Ik dank de heer Bisschop voor zijn opmerking dat de bewindslieden het heel goed zien, dat je af en toe ook een stapje terug moet doen om ervoor te zorgen dat partijen met elkaar het goede doen. Ik zou dat willen aanvullen met de opmerking dat als dat te lang duurt, je als bewindspersoon soms ook een stapje vooruit moet willen doen om daar even aan te jagen. Volgens mij vinden wij elkaar in dat beeld.

Voorzitter. Ik kom schriftelijk nog terug op de vraag van de heer Kwint. Volgens mij is het verstandig als ik daarmee afrond.

De heer Bisschop (SGP):

Voorzitter. Als ik mag, ik heb gevraagd om een toezegging met betrekking tot dat actieplan?

De voorzitter:

O, ja.

De heer Bisschop (SGP):

Ik heb dat een halfjaar geleden gevraagd. Ik zou graag een reactie op die punten ontvangen.

Minister Van Engelshoven:

Volgende week komt er een gecombineerde po/vo-brief waarin de reactie op uw actieplan verwerkt is.

De voorzitter:

Dank. Daarmee zijn wij aan het einde gekomen van de tweede termijn van de kant van het kabinet. Ik zou dit goed willen afronden en aankondigen dat er een VAO is aangevraagd, met als eerste spreker mevrouw Van den Hul van de PvdA.

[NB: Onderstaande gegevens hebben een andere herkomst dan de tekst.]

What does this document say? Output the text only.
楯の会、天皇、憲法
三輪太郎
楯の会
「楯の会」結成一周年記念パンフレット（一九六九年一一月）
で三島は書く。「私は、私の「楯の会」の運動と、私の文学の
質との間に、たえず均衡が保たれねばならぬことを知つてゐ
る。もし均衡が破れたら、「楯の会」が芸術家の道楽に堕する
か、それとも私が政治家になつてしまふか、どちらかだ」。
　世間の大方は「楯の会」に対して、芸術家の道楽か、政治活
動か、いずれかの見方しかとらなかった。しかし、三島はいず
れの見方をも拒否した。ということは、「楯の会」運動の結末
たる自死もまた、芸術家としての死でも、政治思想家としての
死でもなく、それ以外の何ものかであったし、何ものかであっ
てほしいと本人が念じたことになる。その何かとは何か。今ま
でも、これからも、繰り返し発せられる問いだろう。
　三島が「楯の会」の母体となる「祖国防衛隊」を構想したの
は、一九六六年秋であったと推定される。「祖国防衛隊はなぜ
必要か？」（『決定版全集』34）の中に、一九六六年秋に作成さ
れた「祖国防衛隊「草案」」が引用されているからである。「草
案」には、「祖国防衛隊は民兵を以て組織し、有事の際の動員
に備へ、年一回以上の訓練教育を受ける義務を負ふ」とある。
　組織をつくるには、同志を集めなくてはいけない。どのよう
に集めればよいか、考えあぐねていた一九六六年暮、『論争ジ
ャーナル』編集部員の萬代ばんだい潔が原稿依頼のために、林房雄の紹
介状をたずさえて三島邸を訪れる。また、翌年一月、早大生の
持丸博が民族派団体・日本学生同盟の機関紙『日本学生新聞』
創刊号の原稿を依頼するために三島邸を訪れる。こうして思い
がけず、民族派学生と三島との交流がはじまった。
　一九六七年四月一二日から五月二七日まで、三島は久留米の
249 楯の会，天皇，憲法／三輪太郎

Er is een aantal toezeggingen gedaan, die ik snel met u doorloop.

De Kamer ontvangt binnen een maand een brief met de adviesaanvraag voor de adviescommissie aanpak leerlingdaling voortgezet onderwijs, onder leiding van de heer Dijkgraaf.

Naar verwachting ontvangt de Kamer voor het eind van 2018 het advies van de adviescommissie aanpak leerlingdaling voortgezet onderwijs.

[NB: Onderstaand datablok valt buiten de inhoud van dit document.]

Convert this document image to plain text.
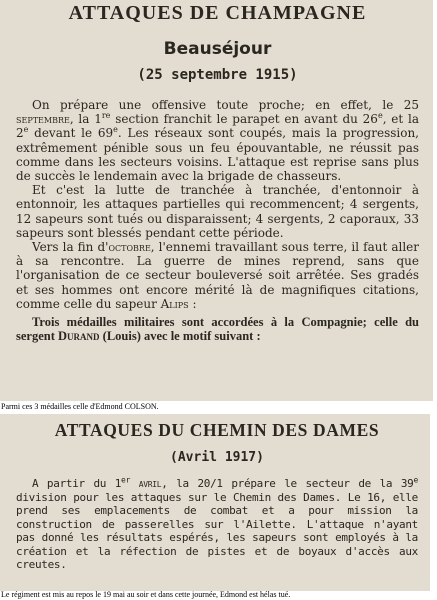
ATTAQUES DE CHAMPAGNE
Beauséjour
(25 septembre 1915)

On prépare une offensive toute proche; en effet, le 25 septembre, la 1re section franchit le parapet en avant du 26e, et la 2e devant le 69e. Les réseaux sont coupés, mais la progression, extrêmement pénible sous un feu épouvantable, ne réussit pas comme dans les secteurs voisins. L'attaque est reprise sans plus de succès le lendemain avec la brigade de chasseurs.

Et c'est la lutte de tranchée à tranchée, d'entonnoir à entonnoir, les attaques partielles qui recommencent; 4 sergents, 12 sapeurs sont tués ou disparaissent; 4 sergents, 2 caporaux, 33 sapeurs sont blessés pendant cette période.

Vers la fin d'octobre, l'ennemi travaillant sous terre, il faut aller à sa rencontre. La guerre de mines reprend, sans que l'organisation de ce secteur bouleversé soit arrêtée. Ses gradés et ses hommes ont encore mérité là de magnifiques citations, comme celle du sapeur Alips :

Trois médailles militaires sont accordées à la Compagnie; celle du sergent Durand (Louis) avec le motif suivant :

Parmi ces 3 médailles celle d'Edmond COLSON.
ATTAQUES DU CHEMIN DES DAMES
(Avril 1917)

A partir du 1er avril, la 20/1 prépare le secteur de la 39e division pour les attaques sur le Chemin des Dames. Le 16, elle prend ses emplacements de combat et a pour mission la construction de passerelles sur l'Ailette. L'attaque n'ayant pas donné les résultats espérés, les sapeurs sont employés à la création et la réfection de pistes et de boyaux d'accès aux creutes.

Le régiment est mis au repos le 19 mai au soir et dans cette journée, Edmond est hélas tué.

In de brief die de Kamer rond het zomerreces ontvangt, wordt ingegaan op de toedeling van de verhoging van de kleinescholentoeslag.

En tot slot:

De Kamer ontvangt een brief met de schriftelijke beantwoording van vragen die in dit AO nog niet beantwoord zijn.

De heer Heerema.

De heer Rudmer Heerema (VVD):

Er was een toezegging gedaan om de VO-raad en de MBO Raad op te roepen dan wel in te zetten. «Ik kan dat toezeggen», zei de Minister letterlijk.

Minister Van Engelshoven:

Ja, maar ik heb u vorige week ook gezegd dat een toezegging in een commissie pas een toezegging is als daar een aparte brief over komt.

De voorzitter:

Daarmee zijn wij aan het einde gekomen van dit AO over krimp in het onderwijs. Zoals we aan het begin van dit debat hebben aangegeven, geven wij Minister Slob bij dezen de gelegenheid om de brief toe te lichten die de Kamer vandaag ontvangt over de ontwikkelingen rond de vo-scholen in Maastricht. Ik zou nog een keer extra willen benadrukken dat dit geen debat is, ook al krijgt u misschien de neiging om vragen te stellen. Het is ook geen persconferentie.

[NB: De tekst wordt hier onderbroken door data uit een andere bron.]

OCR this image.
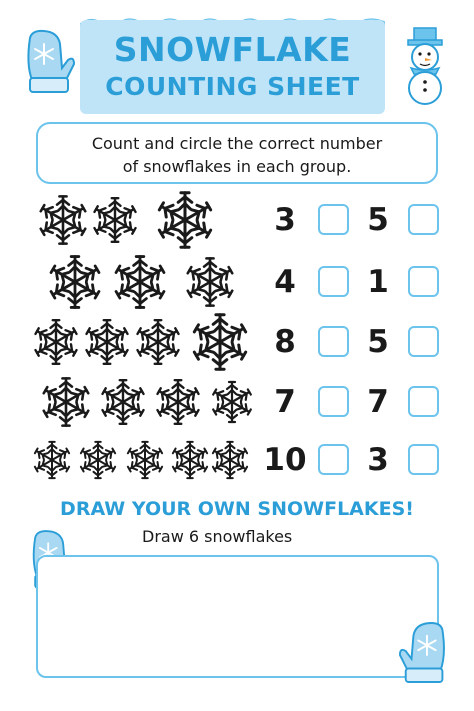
SNOWFLAKE
COUNTING SHEET
Count and circle the correct number
of snowflakes in each group.
3	5
4	1
8	5
7	7
10	3
DRAW YOUR OWN SNOWFLAKES!
Draw 6 snowflakes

Aan u het woord, Minister Slob.

Minister Slob:

Dank u wel, voorzitter, ook voor de nu weer geboden mogelijkheid om gewoon de commissie direct als eerste te informeren over de stand van zaken die wij op dit moment kunnen communiceren met betrekking tot hetgeen zich in Maastricht heeft afgespeeld en waar ik u afgelopen maandag al een tussenstand van heb kunnen geven, de wantoestanden die daar hebben plaatsgevonden rond het examen. Wantoestanden door bestuurlijk falen, waar meer dan 350 leerlingen het slachtoffer van zijn geworden. Ik heb gisteren zelf met een aantal van deze leerlingen gesproken – naar ik begreep deed een aantal van u dat ook – en heb daarbij uit hun eigen mond kunnen horen wat dit allemaal voor ze heeft betekent. Dat heeft op mij in ieder geval een hele diepe indruk gemaakt.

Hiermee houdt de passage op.